Teknologi digital tidak hanya membantu mempromosikan produk tetapi juga meningkatkan nilainya. Sistem ketertelusuran elektronik memungkinkan konsumen untuk mengetahui asal, proses produksi, dan standar kualitas, sehingga meningkatkan kepercayaan dan kesediaan untuk membayar harga yang lebih tinggi. Untuk produk-produk khas yang terkait dengan pertanian organik dan produk tradisional, digitalisasi juga membuka peluang untuk menunjukkan status merek yang "bersih, aman, dan berkualitas tinggi", menegaskan posisinya di pasar yang sangat kompetitif.
Di beberapa daerah yang mengkhususkan diri dalam teh, madu, atau kue tradisional, hanya dengan beberapa klik di platform e-commerce, produk OCOP dipesan dari Hanoi , Kota Ho Chi Minh, dan bahkan pasar Asia.

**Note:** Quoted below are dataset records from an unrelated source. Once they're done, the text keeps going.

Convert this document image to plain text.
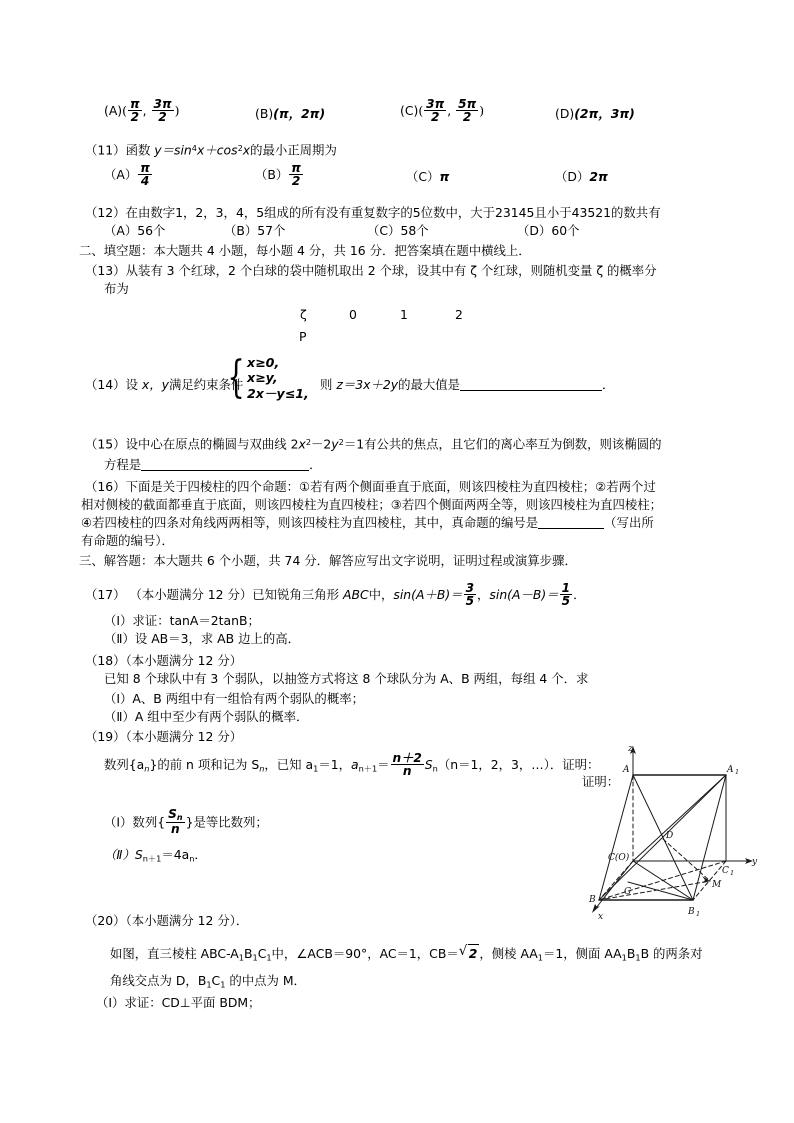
$(A)( \frac{\pi}{2}$ , $\frac{3\pi}{2}$ )	(B)(π，2π)	$(C)( \frac{3\pi}{2}$ , $\frac{5\pi}{2}$ )	(D)(2π，3π)
（11）函数 $y=\sin^4x+\cos^2x$的最小正周期为
$(A) \frac{\pi}{4}$	$(B) \frac{\pi}{2}$	（C）π	（D）2π
（12）在由数字1，2，3，4，5组成的所有没有重复数字的5位数中，大于23145且小于43521的数共有
（A）56个	（B）57个	（C）58个	（D）60个
二、填空题：本大题共 4 小题，每小题 4 分，共 16 分．把答案填在题中横线上．
（13）从装有 3 个红球，2 个白球的袋中随机取出 2 个球，设其中有 ζ 个红球，则随机变量 ζ 的概率分
布为
ζ	0	1	2
P
（14）设 x，y满足约束条件
{ x≥0,
x≥y,
2x－y≤1,
则 z＝3x＋2y的最大值是	．
（15）设中心在原点的椭圆与双曲线 $2x^2-2y^2=1$有公共的焦点，且它们的离心率互为倒数，则该椭圆的
方程是	．
（16）下面是关于四棱柱的四个命题：①若有两个侧面垂直于底面，则该四棱柱为直四棱柱；②若两个过
相对侧棱的截面都垂直于底面，则该四棱柱为直四棱柱；③若四个侧面两两全等，则该四棱柱为直四棱柱；
④若四棱柱的四条对角线两两相等，则该四棱柱为直四棱柱，其中，真命题的编号是	（写出所
有命题的编号）．
三、解答题：本大题共 6 个小题，共 74 分．解答应写出文字说明，证明过程或演算步骤．
（17） （本小题满分 12 分）已知锐角三角形 ABC中，$\sin(A+B)= \frac{3}{5}$ ，$\sin(A-B)= \frac{1}{5}$ ．
（Ⅰ）求证：tanA＝2tanB；
（Ⅱ）设 AB＝3，求 AB 边上的高．
（18）（本小题满分 12 分）
已知 8 个球队中有 3 个弱队，以抽签方式将这 8 个球队分为 A、B 两组，每组 4 个．求
（Ⅰ）A、B 两组中有一组恰有两个弱队的概率；
（Ⅱ）A 组中至少有两个弱队的概率．
（19）（本小题满分 12 分）
数列$\{a_n\}$的前 n 项和记为 $S_n$，已知 $a_1=1$，$a_{n+1}= \frac{n+2}{n} S_n(n=1$，2，3，…）．证明：
（Ⅰ）数列{ $\frac{S_n}{n}$ }是等比数列；
$(Ⅱ)S_{n+1}=4a_n$．
（20）（本小题满分 12 分）．
如图，直三棱柱 ABC-$A_1B_1C_1$中，∠ACB＝90°，AC＝1，CB＝ √ 2 ，侧棱 $AA_1=1$，侧面 $AA_1B_1B$ 的两条对
角线交点为 D，$B_1C_1$ 的中点为 M．
（Ⅰ）求证：CD⊥平面 BDM；
证明：
z
y
x
A	A 1
C(O)
C 1
B
B 1
D
G
M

Pendapatan tidak hanya meningkat, tetapi para produsen juga bangga bahwa produk lokal mereka diakui secara luas, terkait dengan budaya, sejarah, dan masyarakat di daerah mereka.
Teknologi digital juga merupakan alat untuk mendorong inovasi dalam produksi. Berkat data pasar online, produsen dapat memahami tren konsumen, menyesuaikan kemasan, desain, dan rasa sesuai dengan tren tersebut, serta meminimalkan risiko persediaan. Setiap produk OCOP menjadi sebuah kisah digital, mulai dari budidaya, pengolahan, dan pengemasan hingga promosi, penjualan, dan layanan pelanggan, semuanya terhubung dalam ekosistem digital.
Yang lebih penting lagi, teknologi digital memberikan kesempatan yang sama bagi petani dan desa-desa pengrajin skala kecil. Sebelumnya, para pengrajin dan petani di daerah terpencil kesulitan mengakses pasar besar. Sekarang, hanya dengan ponsel pintar dan pengetahuan digital dasar, produk OCOP mereka dapat menjangkau lebih jauh, tidak lagi tertinggal. Inilah kekuatan sejati teknologi digital: tidak hanya meningkatkan nilai produk tetapi juga memberdayakan masyarakat, membantu mereka menjadi mandiri, percaya diri, kreatif, dan berkomitmen pada kerajinan tradisional mereka.
Menatap masa depan, produk OCOP yang dipadukan dengan teknologi digital tidak hanya akan menjadi barang, tetapi juga duta budaya. Mereka menceritakan kisah tentang orang-orang, tanah air, tradisi, dan aspirasi untuk menjangkau dunia. Teknologi digital menghidupkan kembali nilai-nilai yang dulunya tampak hanya ada dalam ingatan, mengubahnya menjadi pengalaman langsung, membawa konsumen lebih dekat dengan tanah air dan identitas budaya Vietnam.
Teknologi digital telah membuka jalan bagi produk-produk OCOP, menciptakan era baru bagi produk pertanian Vietnam: di mana setiap desa kerajinan dan setiap rumah tangga petani dapat berdiri sejajar dengan perusahaan-perusahaan besar, di mana produk bukan hanya benda material tetapi juga cerita, nilai, dan kebanggaan.
Ketika teknologi dan tradisi bergabung, produk OCOP bukan lagi sekadar "barang lokal," tetapi menjadi merek yang dinamis dengan nilai ekonomi dan budaya yang abadi, berkontribusi dalam mengubah wajah pertanian Vietnam.